Anzeigen von vGPU-Metriken in Prometheus

Sie können auf Prometheus unter http://visualization-vm-ip:9090 zugreifen. Sie können die folgenden vGPU-Informationen in der Prometheus-Benutzeroberfläche anzeigen:

Informationen Abschnitt der Benutzeroberfläche
vGPU-Rohmetriken aus der Deep Learning-VM Status > Ziel

Um die vGPU-Rohmetriken aus der Deep Learning-VM anzuzeigen, klicken Sie auf den Endpoint-Eintrag.

Diagrammausdrücke
  1. Klicken Sie in der Hauptnavigationsleiste auf die Registerkarte Diagramm.
  2. Geben Sie einen Ausdruck ein und klicken Sie auf Ausführen

Weitere Informationen zur Verwendung von Prometheus finden Sie in der Prometheus-Dokumentation.

Visualisieren von Metriken in Grafana

Legen Sie Prometheus als Datenquelle für Grafana fest und visualisieren Sie die vGPU-Metriken aus der Deep Learning-VM in einem Dashboard.

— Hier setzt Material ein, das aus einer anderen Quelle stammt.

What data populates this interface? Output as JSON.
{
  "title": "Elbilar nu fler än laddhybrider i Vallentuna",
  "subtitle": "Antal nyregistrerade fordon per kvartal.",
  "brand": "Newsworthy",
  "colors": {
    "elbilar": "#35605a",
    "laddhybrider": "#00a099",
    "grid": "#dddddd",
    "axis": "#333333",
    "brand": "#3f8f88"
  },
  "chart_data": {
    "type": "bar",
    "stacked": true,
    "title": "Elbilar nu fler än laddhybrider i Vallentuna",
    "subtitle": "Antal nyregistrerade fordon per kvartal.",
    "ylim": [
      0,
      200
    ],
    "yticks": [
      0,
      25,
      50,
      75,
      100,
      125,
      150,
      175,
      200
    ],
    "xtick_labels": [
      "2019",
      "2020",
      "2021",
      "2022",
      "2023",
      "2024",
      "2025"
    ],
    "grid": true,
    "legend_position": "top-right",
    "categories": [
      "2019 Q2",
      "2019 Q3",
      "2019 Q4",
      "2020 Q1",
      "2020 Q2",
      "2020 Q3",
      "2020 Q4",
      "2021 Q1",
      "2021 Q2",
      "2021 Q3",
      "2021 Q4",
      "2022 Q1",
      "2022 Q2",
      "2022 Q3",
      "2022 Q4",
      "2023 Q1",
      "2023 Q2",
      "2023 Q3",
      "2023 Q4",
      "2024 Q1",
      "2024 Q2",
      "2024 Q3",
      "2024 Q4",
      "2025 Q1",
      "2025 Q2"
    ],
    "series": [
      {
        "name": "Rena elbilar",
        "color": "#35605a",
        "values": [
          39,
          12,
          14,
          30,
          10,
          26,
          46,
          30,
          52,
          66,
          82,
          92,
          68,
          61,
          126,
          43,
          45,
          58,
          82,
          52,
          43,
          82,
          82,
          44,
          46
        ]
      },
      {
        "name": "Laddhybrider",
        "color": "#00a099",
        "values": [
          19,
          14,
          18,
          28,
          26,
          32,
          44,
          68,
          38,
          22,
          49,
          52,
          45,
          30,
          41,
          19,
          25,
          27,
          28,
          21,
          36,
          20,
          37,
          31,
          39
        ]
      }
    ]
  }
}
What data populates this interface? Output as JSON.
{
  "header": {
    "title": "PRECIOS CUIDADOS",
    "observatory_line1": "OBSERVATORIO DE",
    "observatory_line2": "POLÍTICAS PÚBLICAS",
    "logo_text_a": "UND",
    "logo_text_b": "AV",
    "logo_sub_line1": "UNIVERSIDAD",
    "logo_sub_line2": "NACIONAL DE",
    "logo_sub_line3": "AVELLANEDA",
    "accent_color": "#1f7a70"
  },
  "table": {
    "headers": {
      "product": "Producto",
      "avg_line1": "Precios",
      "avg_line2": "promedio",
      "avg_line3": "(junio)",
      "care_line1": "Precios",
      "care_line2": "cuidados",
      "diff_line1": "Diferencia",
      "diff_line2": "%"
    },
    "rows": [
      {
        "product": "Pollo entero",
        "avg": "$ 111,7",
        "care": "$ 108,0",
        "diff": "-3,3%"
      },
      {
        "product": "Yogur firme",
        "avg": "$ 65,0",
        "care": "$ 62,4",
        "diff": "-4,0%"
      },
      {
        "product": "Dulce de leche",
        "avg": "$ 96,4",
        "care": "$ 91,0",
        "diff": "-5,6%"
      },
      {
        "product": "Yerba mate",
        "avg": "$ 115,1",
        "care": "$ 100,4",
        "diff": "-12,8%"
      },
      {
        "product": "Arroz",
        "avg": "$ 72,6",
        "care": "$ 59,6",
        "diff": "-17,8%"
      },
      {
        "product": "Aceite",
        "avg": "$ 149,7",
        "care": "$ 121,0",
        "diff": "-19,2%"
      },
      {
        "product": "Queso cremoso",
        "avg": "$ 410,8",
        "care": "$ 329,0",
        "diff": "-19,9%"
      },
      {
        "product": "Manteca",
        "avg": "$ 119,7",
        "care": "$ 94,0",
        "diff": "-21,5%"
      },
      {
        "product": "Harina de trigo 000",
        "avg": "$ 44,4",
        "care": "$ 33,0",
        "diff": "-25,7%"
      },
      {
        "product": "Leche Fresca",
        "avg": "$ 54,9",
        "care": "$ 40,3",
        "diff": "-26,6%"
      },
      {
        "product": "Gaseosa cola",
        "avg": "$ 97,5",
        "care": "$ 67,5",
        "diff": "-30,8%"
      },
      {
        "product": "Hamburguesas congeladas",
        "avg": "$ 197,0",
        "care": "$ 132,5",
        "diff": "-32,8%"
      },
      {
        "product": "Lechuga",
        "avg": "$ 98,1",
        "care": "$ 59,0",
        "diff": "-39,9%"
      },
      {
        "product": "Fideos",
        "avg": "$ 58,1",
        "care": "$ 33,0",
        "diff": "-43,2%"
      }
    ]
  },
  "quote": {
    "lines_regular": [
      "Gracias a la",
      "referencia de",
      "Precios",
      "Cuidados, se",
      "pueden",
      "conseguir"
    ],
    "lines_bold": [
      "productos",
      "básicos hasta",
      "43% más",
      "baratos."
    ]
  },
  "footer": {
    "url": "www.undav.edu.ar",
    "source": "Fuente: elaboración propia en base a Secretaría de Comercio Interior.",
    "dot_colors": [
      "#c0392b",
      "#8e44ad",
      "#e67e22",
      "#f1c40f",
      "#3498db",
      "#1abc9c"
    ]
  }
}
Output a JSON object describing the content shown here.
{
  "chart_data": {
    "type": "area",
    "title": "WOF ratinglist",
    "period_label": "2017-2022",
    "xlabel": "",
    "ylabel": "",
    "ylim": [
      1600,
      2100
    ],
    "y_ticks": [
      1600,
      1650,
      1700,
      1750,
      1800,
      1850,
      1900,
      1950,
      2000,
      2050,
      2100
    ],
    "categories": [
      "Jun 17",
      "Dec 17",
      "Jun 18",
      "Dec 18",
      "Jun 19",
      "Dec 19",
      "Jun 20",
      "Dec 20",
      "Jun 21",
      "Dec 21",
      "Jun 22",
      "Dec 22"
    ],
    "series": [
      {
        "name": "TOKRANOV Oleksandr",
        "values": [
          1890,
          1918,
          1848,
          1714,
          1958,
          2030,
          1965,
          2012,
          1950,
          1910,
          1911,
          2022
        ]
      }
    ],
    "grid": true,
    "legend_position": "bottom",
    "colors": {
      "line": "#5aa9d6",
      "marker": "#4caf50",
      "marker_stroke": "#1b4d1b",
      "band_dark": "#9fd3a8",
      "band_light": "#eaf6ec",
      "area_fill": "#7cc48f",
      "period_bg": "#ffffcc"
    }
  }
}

  1. Greifen Sie unter http://visualization-vm-ip:3000 auf Grafana zu, indem Sie den Standardbenutzernamen admin und das Kennwort admin verwenden.
  2. Fügen Sie Prometheus als erste Datenquelle hinzu und verbinden Sie sich mit visualization-vm-ip auf Port 9090.
  3. Erstellen Sie ein Dashboard mit den vGPU-Metriken.

Weitere Informationen zum Konfigurieren eines Dashboards mithilfe einer Prometheus-Datenquelle finden Sie in der Grafana-Dokumentation.

Triton Inference Server

Sie können eine Deep Learning-VM mit einem Triton Inference Server verwenden, um ein Modell-Repository zu laden und Rückschlussanforderungen zu erhalten.

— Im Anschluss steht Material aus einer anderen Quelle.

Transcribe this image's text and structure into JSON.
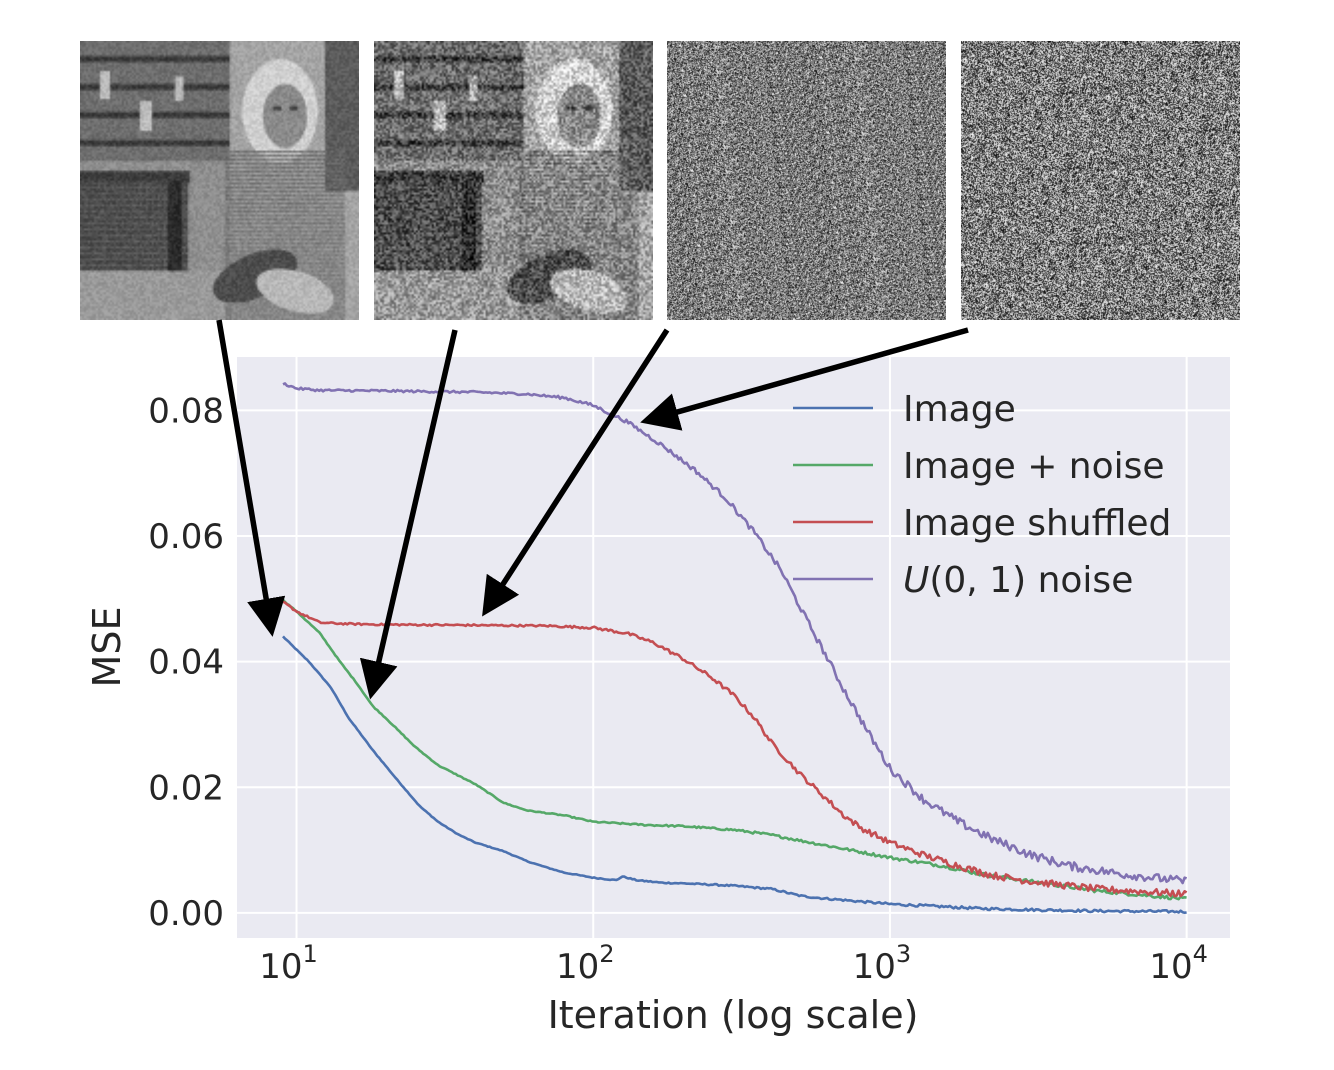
{
  "thumbnails": [
    {
      "name": "Barbara image",
      "kind": "image"
    },
    {
      "name": "Barbara image with noise",
      "kind": "image-noise"
    },
    {
      "name": "Shuffled pixels",
      "kind": "shuffled"
    },
    {
      "name": "Uniform noise",
      "kind": "uniform"
    }
  ],
  "chart_data": {
    "type": "line",
    "xlabel": "Iteration (log scale)",
    "ylabel": "MSE",
    "xscale": "log",
    "xlim": [
      6.3,
      14000
    ],
    "ylim": [
      -0.004,
      0.0885
    ],
    "xticks": [
      10,
      100,
      1000,
      10000
    ],
    "xtick_labels": [
      {
        "base": "10",
        "exp": "1"
      },
      {
        "base": "10",
        "exp": "2"
      },
      {
        "base": "10",
        "exp": "3"
      },
      {
        "base": "10",
        "exp": "4"
      }
    ],
    "yticks": [
      0.0,
      0.02,
      0.04,
      0.06,
      0.08
    ],
    "ytick_labels": [
      "0.00",
      "0.02",
      "0.04",
      "0.06",
      "0.08"
    ],
    "grid": true,
    "legend": {
      "location": "upper right"
    },
    "series": [
      {
        "name": "Image",
        "color": "#4c72b0",
        "noise": 0.00015,
        "points": [
          [
            9,
            0.044
          ],
          [
            11,
            0.04
          ],
          [
            13,
            0.036
          ],
          [
            15,
            0.031
          ],
          [
            18,
            0.026
          ],
          [
            22,
            0.021
          ],
          [
            26,
            0.017
          ],
          [
            30,
            0.0145
          ],
          [
            35,
            0.0125
          ],
          [
            40,
            0.0112
          ],
          [
            50,
            0.0098
          ],
          [
            60,
            0.0082
          ],
          [
            70,
            0.0072
          ],
          [
            80,
            0.0064
          ],
          [
            100,
            0.0056
          ],
          [
            120,
            0.0052
          ],
          [
            125,
            0.0058
          ],
          [
            140,
            0.0052
          ],
          [
            170,
            0.0048
          ],
          [
            200,
            0.0047
          ],
          [
            250,
            0.0045
          ],
          [
            300,
            0.0043
          ],
          [
            400,
            0.0038
          ],
          [
            500,
            0.0027
          ],
          [
            600,
            0.0023
          ],
          [
            800,
            0.0018
          ],
          [
            1000,
            0.0014
          ],
          [
            1500,
            0.001
          ],
          [
            2000,
            0.0007
          ],
          [
            3000,
            0.0005
          ],
          [
            5000,
            0.0003
          ],
          [
            10000,
            0.0002
          ]
        ]
      },
      {
        "name": "Image + noise",
        "color": "#55a868",
        "noise": 0.0002,
        "points": [
          [
            9,
            0.0498
          ],
          [
            10,
            0.048
          ],
          [
            12,
            0.0445
          ],
          [
            14,
            0.04
          ],
          [
            16,
            0.0365
          ],
          [
            18,
            0.033
          ],
          [
            20,
            0.031
          ],
          [
            25,
            0.0265
          ],
          [
            30,
            0.0235
          ],
          [
            40,
            0.0205
          ],
          [
            50,
            0.0175
          ],
          [
            60,
            0.0163
          ],
          [
            80,
            0.0155
          ],
          [
            100,
            0.0145
          ],
          [
            150,
            0.014
          ],
          [
            200,
            0.0138
          ],
          [
            300,
            0.0132
          ],
          [
            400,
            0.0124
          ],
          [
            500,
            0.0115
          ],
          [
            700,
            0.0102
          ],
          [
            1000,
            0.0088
          ],
          [
            1500,
            0.0075
          ],
          [
            2000,
            0.0062
          ],
          [
            3000,
            0.005
          ],
          [
            5000,
            0.0035
          ],
          [
            10000,
            0.0022
          ]
        ]
      },
      {
        "name": "Image shuffled",
        "color": "#c44e52",
        "noise": 0.0004,
        "points": [
          [
            9,
            0.0495
          ],
          [
            10,
            0.048
          ],
          [
            12,
            0.0462
          ],
          [
            15,
            0.046
          ],
          [
            20,
            0.0459
          ],
          [
            40,
            0.0458
          ],
          [
            70,
            0.0457
          ],
          [
            100,
            0.0454
          ],
          [
            130,
            0.0445
          ],
          [
            160,
            0.043
          ],
          [
            200,
            0.0405
          ],
          [
            250,
            0.0375
          ],
          [
            300,
            0.0345
          ],
          [
            350,
            0.031
          ],
          [
            400,
            0.027
          ],
          [
            500,
            0.022
          ],
          [
            600,
            0.0185
          ],
          [
            700,
            0.0155
          ],
          [
            800,
            0.0135
          ],
          [
            1000,
            0.0112
          ],
          [
            1300,
            0.0092
          ],
          [
            1700,
            0.0075
          ],
          [
            2200,
            0.006
          ],
          [
            3000,
            0.005
          ],
          [
            5000,
            0.0038
          ],
          [
            10000,
            0.003
          ]
        ]
      },
      {
        "name": "U(0,1) noise",
        "color": "#8172b2",
        "noise": 0.0005,
        "points": [
          [
            9,
            0.0843
          ],
          [
            10,
            0.0835
          ],
          [
            12,
            0.0832
          ],
          [
            20,
            0.0831
          ],
          [
            40,
            0.0829
          ],
          [
            60,
            0.0826
          ],
          [
            80,
            0.082
          ],
          [
            100,
            0.0808
          ],
          [
            130,
            0.0782
          ],
          [
            170,
            0.0745
          ],
          [
            220,
            0.0705
          ],
          [
            280,
            0.066
          ],
          [
            350,
            0.0605
          ],
          [
            430,
            0.0545
          ],
          [
            500,
            0.0485
          ],
          [
            600,
            0.0415
          ],
          [
            700,
            0.0355
          ],
          [
            850,
            0.0285
          ],
          [
            1000,
            0.023
          ],
          [
            1300,
            0.018
          ],
          [
            1700,
            0.0145
          ],
          [
            2200,
            0.0118
          ],
          [
            3000,
            0.0092
          ],
          [
            4000,
            0.0075
          ],
          [
            6000,
            0.0062
          ],
          [
            10000,
            0.005
          ]
        ]
      }
    ],
    "annotations": [
      {
        "type": "arrow",
        "from_thumbnail": 0,
        "to": [
          8.2,
          0.0455
        ]
      },
      {
        "type": "arrow",
        "from_thumbnail": 1,
        "to": [
          18,
          0.0355
        ]
      },
      {
        "type": "arrow",
        "from_thumbnail": 2,
        "to": [
          44,
          0.0485
        ]
      },
      {
        "type": "arrow",
        "from_thumbnail": 3,
        "to": [
          155,
          0.0785
        ]
      }
    ]
  }
}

Weitere Informationen finden Sie auf der Seite Triton Inference Server.

Tabelle 5. Triton Inference Server-Container-Image
Komponente Beschreibung
Container-Image
nvcr.io/nvidia/tritonserver-pb24h1:ngc_image_tag

Beispiel:

nvcr.io/nvidia/tritonserver-pb24h1:24.03.02-py3

Informationen zu den Triton Inference Server-Container-Images, die für Deep Learning-VMs unterstützt werden, finden Sie unter Versionshinweise zu VMware Deep Learning VM.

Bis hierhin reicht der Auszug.